National Issue Creeps into Local Race

Todays News

A national controversy about a South Florida tragedy gripped the campaign dialogue for a Sarasota County Commission race this weekend, as Democrat Ruta Jouniari called out the social media messaging of Republican Christian Ziegler. The topic of discourse? A corporate boycott of The Ingraham Angle on Fox News.

A Twitter exchange started Friday as Ziegler criticized a decision by Hulu to pull advertising from pundit Laura Ingraham over perceived bullying of Marjorie Stonemason Douglas High shooting survivor David Hogg. Ziegler labeled the call for a boycott “caving to weak liberals.” Jouniari the next day called that a Good Friday smear of “children who survived the Parkland massacre.” Ziegler noted he did not identify and Parkland activists in his tweet and said he’s been working with the family of one of that shooting’s victims.

Whether any of this influences voters come November remains to be seen, but the exchange may portend campaign conversation revolving around national issues rather than the direction of county government.

That’s not what either candidate says they want, however. “I hope to be focusing on county issues,” Jouniari tells SRQ. Ziegler says: “It’s disappointing to see her use Parkland as a political tool in a local race.”

Ziegler, state committeeman for the Republican Party of Sarasota County, says his social media will surely touch on issues beyond the race, and even if he stopped saying anything his previous commentary on national and federal issues remains online to peruse.

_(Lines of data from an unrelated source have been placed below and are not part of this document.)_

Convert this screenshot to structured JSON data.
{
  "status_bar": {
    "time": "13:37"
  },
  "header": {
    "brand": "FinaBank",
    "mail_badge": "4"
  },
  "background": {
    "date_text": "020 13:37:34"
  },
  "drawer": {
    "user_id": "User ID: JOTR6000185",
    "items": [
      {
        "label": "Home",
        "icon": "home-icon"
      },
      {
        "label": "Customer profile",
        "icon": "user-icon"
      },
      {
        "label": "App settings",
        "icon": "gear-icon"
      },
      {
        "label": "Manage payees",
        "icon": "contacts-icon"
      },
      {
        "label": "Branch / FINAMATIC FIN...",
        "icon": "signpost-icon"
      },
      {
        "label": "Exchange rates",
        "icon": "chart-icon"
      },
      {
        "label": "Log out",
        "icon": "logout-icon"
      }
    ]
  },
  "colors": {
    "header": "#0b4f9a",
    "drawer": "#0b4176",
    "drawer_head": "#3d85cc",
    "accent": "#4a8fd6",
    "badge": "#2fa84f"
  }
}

But he says he’s only interested in talking about the Parkland shooting, where 17 people died in February, in terms of local impact. “I’m a fan of discussing school security as a standalone issue,” he says. “It’s one of the rare issues all sides can come together on.” He did say that even as the online discussion evolved this weekend, he was helping Andrew Pollack, father of Parkland victim Meadow Pollack, on expanding his own online platform; Pollack has been a voice in favor of prioritizing school security ahead of debating gun control.

Jouniari says even security, though, will be an issue primarily discussed by state lawmakers and local school boards. She’d rather dialogue turn to sustainable development in Sarasota County. “I’d like to see what we can do to come to a consensus on land-use and land conservation,” she says. She herself recently ran in a state House special election (she ultimately lost the Democratic primary to now-state Rep. Margaret Good, D-Sarasota), so she’s also got a long list of partisan political positions she recently took in public settings, but she says she wants the local race turning to issues within a commissioner’s purview.

But she will be monitoring Ziegler’s social media activity. “Once I started running for office, I quickly learned you become a political figure, and everything you say and do is watched,” she says. “You have to start watching what you say or people will take note.”  Ziegler says his focus as a candidate remains on learning all he can about county issues. “It’s all I’m focused on,” he says. He plans on continuing his Republican Party work through the campaign, but doesn’t expect it to dominate local issues in his race.

Ziegler faces fellow Republican Alexandra Coe in a Republican primary, scheduled for August 28. Jouniari remains the only Democrat in the race. The general election is scheduled for Nov. 6.